Taking a Vacation Is Seriously Good For Your Brain — But Only If You Do It Right
Say it with us: Vacation is good for you.
It’s back: The glorious moment when, in our yearly trip around the Sun, the northern hemisphere starts to thaw, sweaters are shed, and toes are painted in anticipation of breaking out the Birkenstocks. All this gleeful activity underscores something you already know: You need a vacation. You need a break from the routine. Preferably under a beach umbrella.
Ask almost anyone, and they will tell you the same thing: Vacations are good. But too many people in the United States don’t indulge. Apparently, it's a trend stretching back to 2000: Research finds people are taking fewer days off. Why? The answer lies in complex reasons rooted in capitalism we’re not going to get into here. We’re going to focus on the product: You want a vacation, but the desire doesn’t mean you are going to go on one.
You really should — and at least on that, the science is clear. A 2023 study published in the International Journal of Behavioral Nutrition and Physical Activity suggests just three days without work and work-related tasks can be good for you. Taken together, the research into vacation shows we need to embrace a new mindset: Vacation isn’t frivolous; it’s healthy. Like going jogging or eating a salad, taking time off is essential to well-being.
It’s so healthy, in fact, that some experts argue it might help treat certain diseases, including dementia. In a 2022 study published in Tourism Management, researchers spotlight a link between elements of travel, like anticipation and planning, and healthy brain function. First author Jun Wen, a lecturer at Edith Cowan University, tells me that vacations benefit the mind: They exercise our sensory processing and movement skills, and give us a sense of freedom. Traveling, in turn, improves well-being.
There’s a slight caveat: We have power over how mentally beneficial our vacations are. For example, one study found that knowing you have a lot of post-vacation work to come back to can eliminate the potential positive effects of the trip. It also found restful vacations can buffer post-vacation work stress. Perhaps one of the best things you can do before going on a trip is to cross off your to-do list and then completely unplug.
Scientists also found another way to maintain that post-vacation buzz: Look at the photos you took while you were away.

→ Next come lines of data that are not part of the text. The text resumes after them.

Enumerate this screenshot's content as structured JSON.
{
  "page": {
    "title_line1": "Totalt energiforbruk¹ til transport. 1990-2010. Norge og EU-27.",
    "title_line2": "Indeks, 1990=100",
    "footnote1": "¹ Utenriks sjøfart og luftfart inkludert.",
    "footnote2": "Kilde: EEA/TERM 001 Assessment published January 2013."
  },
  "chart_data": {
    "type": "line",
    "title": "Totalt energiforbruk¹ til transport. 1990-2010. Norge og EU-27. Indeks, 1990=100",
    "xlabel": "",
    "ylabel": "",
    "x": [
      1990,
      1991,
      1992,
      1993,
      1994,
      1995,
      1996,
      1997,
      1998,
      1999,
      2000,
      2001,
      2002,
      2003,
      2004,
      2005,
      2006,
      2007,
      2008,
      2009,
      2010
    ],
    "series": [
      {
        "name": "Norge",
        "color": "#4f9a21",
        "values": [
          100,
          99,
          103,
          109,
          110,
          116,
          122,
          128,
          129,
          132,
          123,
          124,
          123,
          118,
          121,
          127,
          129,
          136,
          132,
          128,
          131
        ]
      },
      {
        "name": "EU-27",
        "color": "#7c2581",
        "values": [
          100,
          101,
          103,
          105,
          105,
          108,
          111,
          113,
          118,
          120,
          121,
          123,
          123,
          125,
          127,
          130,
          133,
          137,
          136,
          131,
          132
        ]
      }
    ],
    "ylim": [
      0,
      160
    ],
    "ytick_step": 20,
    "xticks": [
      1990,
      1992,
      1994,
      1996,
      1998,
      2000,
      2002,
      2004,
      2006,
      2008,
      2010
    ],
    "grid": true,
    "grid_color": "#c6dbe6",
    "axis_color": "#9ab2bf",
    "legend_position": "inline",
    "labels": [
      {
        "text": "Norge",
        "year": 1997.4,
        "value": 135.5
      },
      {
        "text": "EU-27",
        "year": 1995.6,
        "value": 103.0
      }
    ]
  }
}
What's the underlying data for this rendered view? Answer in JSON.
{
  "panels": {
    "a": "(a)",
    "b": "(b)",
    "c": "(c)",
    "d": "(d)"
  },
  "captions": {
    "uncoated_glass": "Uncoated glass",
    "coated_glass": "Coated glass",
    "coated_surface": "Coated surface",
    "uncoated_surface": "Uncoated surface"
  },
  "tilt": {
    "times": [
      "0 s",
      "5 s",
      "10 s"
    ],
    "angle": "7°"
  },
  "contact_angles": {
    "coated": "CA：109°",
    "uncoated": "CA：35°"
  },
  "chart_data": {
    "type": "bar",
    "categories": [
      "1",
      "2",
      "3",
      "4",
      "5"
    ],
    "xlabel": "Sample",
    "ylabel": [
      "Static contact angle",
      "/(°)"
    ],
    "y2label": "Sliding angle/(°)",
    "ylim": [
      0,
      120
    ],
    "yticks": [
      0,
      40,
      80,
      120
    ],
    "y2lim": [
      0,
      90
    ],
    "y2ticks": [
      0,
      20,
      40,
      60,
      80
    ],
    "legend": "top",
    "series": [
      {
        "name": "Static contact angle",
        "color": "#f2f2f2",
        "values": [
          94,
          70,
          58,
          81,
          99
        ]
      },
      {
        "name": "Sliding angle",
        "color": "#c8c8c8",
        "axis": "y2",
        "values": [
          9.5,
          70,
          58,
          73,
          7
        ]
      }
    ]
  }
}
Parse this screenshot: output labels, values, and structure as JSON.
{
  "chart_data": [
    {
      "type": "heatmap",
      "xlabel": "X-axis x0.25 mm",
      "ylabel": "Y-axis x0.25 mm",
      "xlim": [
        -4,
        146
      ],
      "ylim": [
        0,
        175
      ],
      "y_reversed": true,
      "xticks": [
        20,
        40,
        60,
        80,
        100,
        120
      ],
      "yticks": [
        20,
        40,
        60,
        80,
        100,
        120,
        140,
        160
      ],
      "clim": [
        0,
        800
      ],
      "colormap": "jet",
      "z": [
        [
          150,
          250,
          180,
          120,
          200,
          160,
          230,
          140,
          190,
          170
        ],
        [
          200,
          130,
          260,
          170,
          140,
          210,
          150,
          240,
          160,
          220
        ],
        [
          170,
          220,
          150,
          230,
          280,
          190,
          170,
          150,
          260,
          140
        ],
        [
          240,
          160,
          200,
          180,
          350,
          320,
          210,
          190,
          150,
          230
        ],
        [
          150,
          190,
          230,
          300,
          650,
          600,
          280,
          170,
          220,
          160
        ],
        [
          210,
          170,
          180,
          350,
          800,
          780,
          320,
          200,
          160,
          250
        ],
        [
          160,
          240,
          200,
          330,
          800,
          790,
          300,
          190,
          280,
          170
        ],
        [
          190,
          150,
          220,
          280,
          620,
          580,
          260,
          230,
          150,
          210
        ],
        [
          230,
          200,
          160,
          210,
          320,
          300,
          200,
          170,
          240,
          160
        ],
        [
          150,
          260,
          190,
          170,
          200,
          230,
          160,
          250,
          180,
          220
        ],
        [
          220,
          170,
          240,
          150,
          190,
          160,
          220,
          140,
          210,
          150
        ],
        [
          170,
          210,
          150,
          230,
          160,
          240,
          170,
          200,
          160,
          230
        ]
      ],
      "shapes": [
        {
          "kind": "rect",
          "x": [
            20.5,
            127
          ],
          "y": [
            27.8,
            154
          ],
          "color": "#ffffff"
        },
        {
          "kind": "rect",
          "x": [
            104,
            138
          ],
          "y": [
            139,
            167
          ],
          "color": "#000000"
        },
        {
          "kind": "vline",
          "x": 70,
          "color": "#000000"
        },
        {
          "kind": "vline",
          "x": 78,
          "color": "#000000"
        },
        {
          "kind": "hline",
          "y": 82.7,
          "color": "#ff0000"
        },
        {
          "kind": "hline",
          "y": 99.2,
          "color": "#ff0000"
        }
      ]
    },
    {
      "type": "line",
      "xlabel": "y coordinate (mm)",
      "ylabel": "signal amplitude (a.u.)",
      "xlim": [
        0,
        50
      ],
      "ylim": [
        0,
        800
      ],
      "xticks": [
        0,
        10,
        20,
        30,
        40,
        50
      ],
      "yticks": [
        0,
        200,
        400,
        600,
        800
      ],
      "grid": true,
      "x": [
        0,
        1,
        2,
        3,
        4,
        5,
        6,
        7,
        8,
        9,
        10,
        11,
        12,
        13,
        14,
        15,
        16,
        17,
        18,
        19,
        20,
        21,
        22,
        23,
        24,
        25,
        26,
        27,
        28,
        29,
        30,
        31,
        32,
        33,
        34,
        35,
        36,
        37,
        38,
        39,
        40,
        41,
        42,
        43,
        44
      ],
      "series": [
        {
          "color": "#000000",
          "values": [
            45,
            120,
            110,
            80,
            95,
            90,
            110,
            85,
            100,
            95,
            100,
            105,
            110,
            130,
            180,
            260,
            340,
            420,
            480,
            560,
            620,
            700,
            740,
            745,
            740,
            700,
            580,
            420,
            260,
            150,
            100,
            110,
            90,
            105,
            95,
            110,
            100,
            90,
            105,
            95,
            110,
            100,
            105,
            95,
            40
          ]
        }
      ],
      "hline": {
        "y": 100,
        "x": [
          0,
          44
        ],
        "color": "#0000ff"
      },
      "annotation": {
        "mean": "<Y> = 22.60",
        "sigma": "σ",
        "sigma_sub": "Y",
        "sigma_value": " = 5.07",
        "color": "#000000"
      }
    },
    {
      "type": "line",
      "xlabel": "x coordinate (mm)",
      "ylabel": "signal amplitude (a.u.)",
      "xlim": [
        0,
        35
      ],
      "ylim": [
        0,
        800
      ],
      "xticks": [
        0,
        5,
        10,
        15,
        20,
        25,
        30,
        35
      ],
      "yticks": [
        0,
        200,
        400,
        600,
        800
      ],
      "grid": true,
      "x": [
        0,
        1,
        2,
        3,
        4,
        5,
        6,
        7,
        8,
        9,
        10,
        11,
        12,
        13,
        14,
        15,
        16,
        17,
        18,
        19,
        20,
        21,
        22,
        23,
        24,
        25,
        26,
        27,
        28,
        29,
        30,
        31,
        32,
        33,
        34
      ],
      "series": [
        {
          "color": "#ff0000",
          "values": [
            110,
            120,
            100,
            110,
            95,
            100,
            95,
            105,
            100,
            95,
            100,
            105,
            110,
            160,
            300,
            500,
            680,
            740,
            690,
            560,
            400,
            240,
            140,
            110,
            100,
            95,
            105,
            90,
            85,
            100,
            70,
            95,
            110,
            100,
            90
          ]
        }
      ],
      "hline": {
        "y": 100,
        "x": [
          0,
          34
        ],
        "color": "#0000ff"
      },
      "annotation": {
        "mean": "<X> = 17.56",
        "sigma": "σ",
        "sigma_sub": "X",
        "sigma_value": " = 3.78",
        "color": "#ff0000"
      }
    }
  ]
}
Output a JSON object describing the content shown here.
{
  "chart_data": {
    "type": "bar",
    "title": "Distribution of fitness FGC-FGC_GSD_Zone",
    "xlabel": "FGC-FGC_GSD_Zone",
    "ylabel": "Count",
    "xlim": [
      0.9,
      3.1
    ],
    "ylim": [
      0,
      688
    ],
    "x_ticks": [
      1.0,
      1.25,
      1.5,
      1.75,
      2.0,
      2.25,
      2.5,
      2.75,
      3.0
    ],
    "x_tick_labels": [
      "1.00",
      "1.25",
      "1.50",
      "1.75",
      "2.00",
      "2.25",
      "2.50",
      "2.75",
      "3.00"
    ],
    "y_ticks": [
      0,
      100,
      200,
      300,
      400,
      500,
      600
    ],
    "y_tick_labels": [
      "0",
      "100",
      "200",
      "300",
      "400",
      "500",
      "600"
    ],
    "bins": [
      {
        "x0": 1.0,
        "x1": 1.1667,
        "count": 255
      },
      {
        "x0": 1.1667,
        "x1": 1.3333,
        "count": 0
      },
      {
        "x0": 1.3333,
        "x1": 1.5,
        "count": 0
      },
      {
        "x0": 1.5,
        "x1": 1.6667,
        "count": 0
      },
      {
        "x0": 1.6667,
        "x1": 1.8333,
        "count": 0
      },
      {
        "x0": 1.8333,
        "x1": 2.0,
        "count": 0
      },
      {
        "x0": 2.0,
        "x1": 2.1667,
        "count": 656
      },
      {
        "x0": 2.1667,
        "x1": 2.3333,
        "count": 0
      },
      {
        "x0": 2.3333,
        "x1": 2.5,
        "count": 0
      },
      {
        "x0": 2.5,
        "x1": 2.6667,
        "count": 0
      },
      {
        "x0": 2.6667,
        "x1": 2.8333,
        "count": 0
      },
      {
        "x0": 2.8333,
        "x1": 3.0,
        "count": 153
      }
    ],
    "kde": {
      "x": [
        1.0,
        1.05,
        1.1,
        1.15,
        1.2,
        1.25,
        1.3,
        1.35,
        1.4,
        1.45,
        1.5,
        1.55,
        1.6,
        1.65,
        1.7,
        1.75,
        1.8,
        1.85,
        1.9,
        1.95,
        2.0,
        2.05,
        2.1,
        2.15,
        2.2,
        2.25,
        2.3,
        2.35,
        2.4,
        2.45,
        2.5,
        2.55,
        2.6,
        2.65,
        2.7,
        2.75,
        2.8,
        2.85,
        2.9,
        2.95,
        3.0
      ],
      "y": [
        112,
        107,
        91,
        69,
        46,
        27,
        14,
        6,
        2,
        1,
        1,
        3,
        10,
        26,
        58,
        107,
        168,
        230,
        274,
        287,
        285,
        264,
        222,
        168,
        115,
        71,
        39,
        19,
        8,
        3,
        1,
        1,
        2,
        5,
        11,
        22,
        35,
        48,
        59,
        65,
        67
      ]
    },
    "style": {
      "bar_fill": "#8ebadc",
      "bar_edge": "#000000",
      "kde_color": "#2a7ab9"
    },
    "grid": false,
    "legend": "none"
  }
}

Another study found that recollecting travel can promote well-being and happiness.
Meanwhile, the 2023 study on the effects of three days away from work offers another helpful takeaway: Long vacations can be more beneficial for mental health than short ones, but both do good. What does this mean for you? Take the time, even if it’s just a few days.
While on vacation, study participants wore Fitbit trackers, and the data collected suggests people engage in more active, healthy behaviors when they are on holiday. Compared to their non-vacation selves, the vacationers sat an average of 29 minutes less, moved at least five minutes more, and gained 21 minutes extra sleep.
Ty Ferguson, the study’s first author and a research associate at the University of South Australia, Adelaide, says that the larger positive changes across all behavior types fell within the one to two-week range.
“Interestingly though, we had significant changes in even short breaks of 1 to 3 days,” he tells me. “In our study, we had positive changes occurring across all categories of vacations so just having a vacation is likely to be positive for movement patterns.”
That sounds like a good excuse to pack a bag.